Horse stance practice comes from my own background of karate and Gashuko, Special Trainings, of Japan. These are practices intended to provoke a calcination of the human spirit. They are simultaneously physical as well as mental and even spiritual in nature. And this realization of a threefold nature is a part of the martial traditions of the east and also the west. This is evidenced by the austere practices themselves in the east and in the west by the presence of gymnasiums of old dedicated to physical, intellectual, and spiritual pursuits and in the practice of confession prior to any great endeavour.
When you choose to perform an austere practice it requires something from you. You must commit, there is a cost of failure, it will be hard. Pain will be there and you will endure a faltering of will.
In this crucible, you begin to understand the unity of mind, body, and spirit and the role of the will to both choose and to enforce personal discipline. In this way, often without realizing, your capacity for resilience will grow.
There are other ways to build such strength of will. There are other physical endeavours, feats, that can inure you. You can also live according to a Code of Honor. When you decide to live by a code each moment becomes an exercise in discipline.
These things are not easy. They require that you face two existential quests. The first is to face yourself, to see yourself clearly. The second is to face fears both real and illusory.
Real fear quickens in the face of genuine danger. Illusory fear is born internally and is a kind of delusion. Real fear prepares you for action. Illusory or unnatural fear debilitates you and leaves you unable to act.

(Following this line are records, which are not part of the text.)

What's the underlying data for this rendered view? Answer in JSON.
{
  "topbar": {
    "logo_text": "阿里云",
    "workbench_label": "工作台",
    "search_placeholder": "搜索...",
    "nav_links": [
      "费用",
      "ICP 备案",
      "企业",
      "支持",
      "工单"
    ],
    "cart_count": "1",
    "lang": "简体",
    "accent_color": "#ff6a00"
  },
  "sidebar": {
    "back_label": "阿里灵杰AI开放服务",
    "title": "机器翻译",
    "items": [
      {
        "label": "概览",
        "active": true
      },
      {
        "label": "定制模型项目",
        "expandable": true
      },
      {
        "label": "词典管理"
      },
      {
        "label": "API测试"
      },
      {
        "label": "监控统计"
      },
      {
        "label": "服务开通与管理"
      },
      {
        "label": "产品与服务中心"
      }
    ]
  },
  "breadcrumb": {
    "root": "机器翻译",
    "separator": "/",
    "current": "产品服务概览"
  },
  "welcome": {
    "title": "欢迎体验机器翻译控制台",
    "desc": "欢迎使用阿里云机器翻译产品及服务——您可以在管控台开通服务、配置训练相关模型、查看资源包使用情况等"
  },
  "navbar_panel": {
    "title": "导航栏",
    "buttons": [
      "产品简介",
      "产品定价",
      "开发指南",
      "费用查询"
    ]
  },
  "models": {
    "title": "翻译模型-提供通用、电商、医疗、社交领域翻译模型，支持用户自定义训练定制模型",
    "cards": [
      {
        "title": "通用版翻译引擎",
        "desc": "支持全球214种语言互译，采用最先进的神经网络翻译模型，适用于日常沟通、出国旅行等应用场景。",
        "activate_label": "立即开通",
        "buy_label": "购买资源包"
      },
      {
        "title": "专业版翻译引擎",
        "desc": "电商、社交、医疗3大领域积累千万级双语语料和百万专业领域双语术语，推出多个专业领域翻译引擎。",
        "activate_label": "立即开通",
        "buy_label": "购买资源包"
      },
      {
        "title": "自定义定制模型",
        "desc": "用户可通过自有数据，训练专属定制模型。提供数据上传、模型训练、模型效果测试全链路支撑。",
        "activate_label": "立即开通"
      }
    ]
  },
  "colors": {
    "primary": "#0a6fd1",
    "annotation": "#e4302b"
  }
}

To see yourself clearly, you must face fears. You do so by identifying mental blocks and polishing them away. Instead of denying these forces you acknowledge them and step into them.
Witnessing people in a practice like horse stance is awe-inspiring. It is possible to see people transform before your very eyes, if not immediately then after some amount of repetition of the experience over time. I was able to share the potential of such work with my students at ViSS this year. It is always satisfying.
The young people I met during this symposium impressed me. They impressed me with their open willingness to learn and with their support and kindness for one another. They are interested in examining themselves in the face of challenges. Their willingness to grow is indeed reassuring in this cynical time. This allows me to see past the cynicism of the day with renewed hope and trust in the next generations.
My stay at VISS this year ended with play. My friend and colleague Michael and I began to play with spears using ideas of Fabris and the movements gleaned from my karate heritage. After a bit, one of the students joined us. It was a great personal finale for VISS. This sense of playful discovery is also a part of a genuine martial practice. Not everything is so intense and serious.
The trip home was peaceful and uneventful. Thanks again to my colleagues and students.
In keeping with my recognition of dualism, I took two naps along the way and was nicely awake as a result!